Before answering this question it’s important to notice the Process Mining activity must also be viewed on the the business user standpoint and should not only be focused on the business requirements. That may sounds weird somehow but the way the business user (with his own resources, skills and expectations) is going to analyze or monitor his own processes can totally change the way the solution itself will be used (and potentially the solution itself and its architecture).

So we may have to consider at least two usages:

  • The “Ad Hoc” Process Mining: this usage suppose some pre-built Dashboards and/or reports provided by a Process Mining Solution. That also means some design and development have been realized and prepared for use by the Process Mining Team. Most of the time these assets are not modifiable by the business analyst and can only be customized (by using filters for example). If a modification is needed, we must go back to a design-development-validation phase between IT and Business. 
  • The “On Demand” Process Mining: This usage is more focused on Process Exploration. The idea here is to provide a solution and the process data for the business analyst. Nothing is preconfigured inside the Process Mining Solution as we can assume the user can do his own analysis himself. That also means the Process Mining has to be simple to use and flexible enough to enable this usage. About the data, they have to be checked and prepared beforehand so that the business analyst would just have to pick it up without thinking about Data quality, etc. 

This two differents usages highlight two importants points:

  1. The Process Mining solution can be different (rare are the ones which cover both needs correctly) as being able to create complex reports and dashboards can be incompatible with providing some easy exploration facilities.
  2. The need to have data prepared:
    • For the “Ad Hoc” needs: Temporarily we can have a Process Mining solution which manages the data (integration & Quality), but that would be a good practice to create a separate storage for the data if the business plans to industrialize the dashboards and reports (mostly the case).
    • For the “On Demand” needs, it’s mandatory to create a separate storage area (or staging) in which we could check and prepare the data first (the Process Warehouse). The business users will then just have to pick the data needed from this area. Solutions like Blue Prism Process Intelligence for example proposes such area like this (the repository).
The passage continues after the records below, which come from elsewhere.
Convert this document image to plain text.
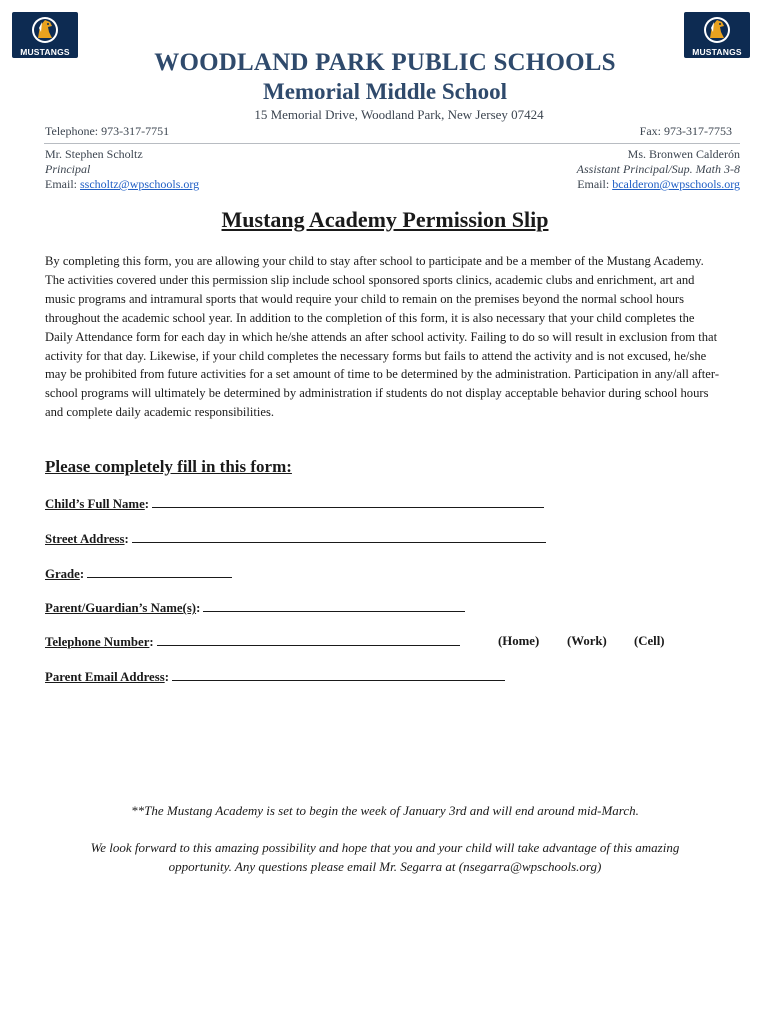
MUSTANGS	MUSTANGS
WOODLAND PARK PUBLIC SCHOOLS
Memorial Middle School
15 Memorial Drive, Woodland Park, New Jersey 07424
Telephone: 973-317-7751	Fax: 973-317-7753
Mr. Stephen Scholtz
Principal
Email: sscholtz@wpschools.org
Ms. Bronwen Calderón
Assistant Principal/Sup. Math 3-8
Email: bcalderon@wpschools.org
Mustang Academy Permission Slip
By completing this form, you are allowing your child to stay after school to participate and be a member of the Mustang Academy. The activities covered under this permission slip include school sponsored sports clinics, academic clubs and enrichment, art and music programs and intramural sports that would require your child to remain on the premises beyond the normal school hours throughout the academic school year. In addition to the completion of this form, it is also necessary that your child completes the Daily Attendance form for each day in which he/she attends an after school activity. Failing to do so will result in exclusion from that activity for that day. Likewise, if your child completes the necessary forms but fails to attend the activity and is not excused, he/she may be prohibited from future activities for a set amount of time to be determined by the administration. Participation in any/all after-school programs will ultimately be determined by administration if students do not display acceptable behavior during school hours and complete daily academic responsibilities.
Please completely fill in this form:
Child’s Full Name:
Street Address:
Grade:
Parent/Guardian’s Name(s):
Telephone Number:	(Home) (Work) (Cell)
Parent Email Address:
**The Mustang Academy is set to begin the week of January 3rd and will end around mid-March.
We look forward to this amazing possibility and hope that you and your child will take advantage of this amazing opportunity. Any questions please email Mr. Segarra at (nsegarra@wpschools.org)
The schema below shows the On-demand analysis principle. We can see on the right the business user (aka the Citizen Process Miner) who can pick up the data needed for analysing his own process. In a previous stage these data have been qualified and prepared beforehand by the Data Experts. Of course this Data pre-work is totally reusable as the Data Expert have build reusable sscalable Data Pipelines.
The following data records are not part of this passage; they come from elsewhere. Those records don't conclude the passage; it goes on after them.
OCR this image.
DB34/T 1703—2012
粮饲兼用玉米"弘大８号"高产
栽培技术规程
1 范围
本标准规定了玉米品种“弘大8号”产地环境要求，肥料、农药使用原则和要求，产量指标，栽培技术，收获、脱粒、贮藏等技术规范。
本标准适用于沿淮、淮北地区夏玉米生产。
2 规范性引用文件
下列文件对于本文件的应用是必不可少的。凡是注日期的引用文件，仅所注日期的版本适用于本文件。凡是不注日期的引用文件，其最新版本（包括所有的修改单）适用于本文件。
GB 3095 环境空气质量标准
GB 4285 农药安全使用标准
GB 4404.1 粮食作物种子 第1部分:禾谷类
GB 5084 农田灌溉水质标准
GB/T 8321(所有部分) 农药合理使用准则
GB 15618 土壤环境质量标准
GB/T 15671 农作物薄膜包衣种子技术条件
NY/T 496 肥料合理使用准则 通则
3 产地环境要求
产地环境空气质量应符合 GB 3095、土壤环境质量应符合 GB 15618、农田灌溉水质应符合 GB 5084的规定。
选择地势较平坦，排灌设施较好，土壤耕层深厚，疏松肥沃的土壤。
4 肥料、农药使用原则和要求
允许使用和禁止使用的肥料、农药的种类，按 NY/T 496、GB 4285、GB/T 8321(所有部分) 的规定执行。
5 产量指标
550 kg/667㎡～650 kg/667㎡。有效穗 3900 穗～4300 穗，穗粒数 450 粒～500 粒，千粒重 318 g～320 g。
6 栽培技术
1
One of the biggest advantage of this approach is the agility:

  • By building Data Pipelines all the Data qualification and preparation is totally reusable and flexible
  • The business Analyst can also (see the schema above) enrich the prepared data (which come from the entreprises systems and/or application) by adding his own informations. For example why not adding some reference with a new list of events ? See §The Step Name dictionary workshop
  • The separation of duty between the Data Experts and the Process Analyst is also a key element as this enables each of these two different skills to focus on their expertise. The Staging area which is in fact the Process Warehouse seals the interfaces agreement. This can be a key success factor as many of the Process Mining projects failed because the solutions used did not proposed such separation like this.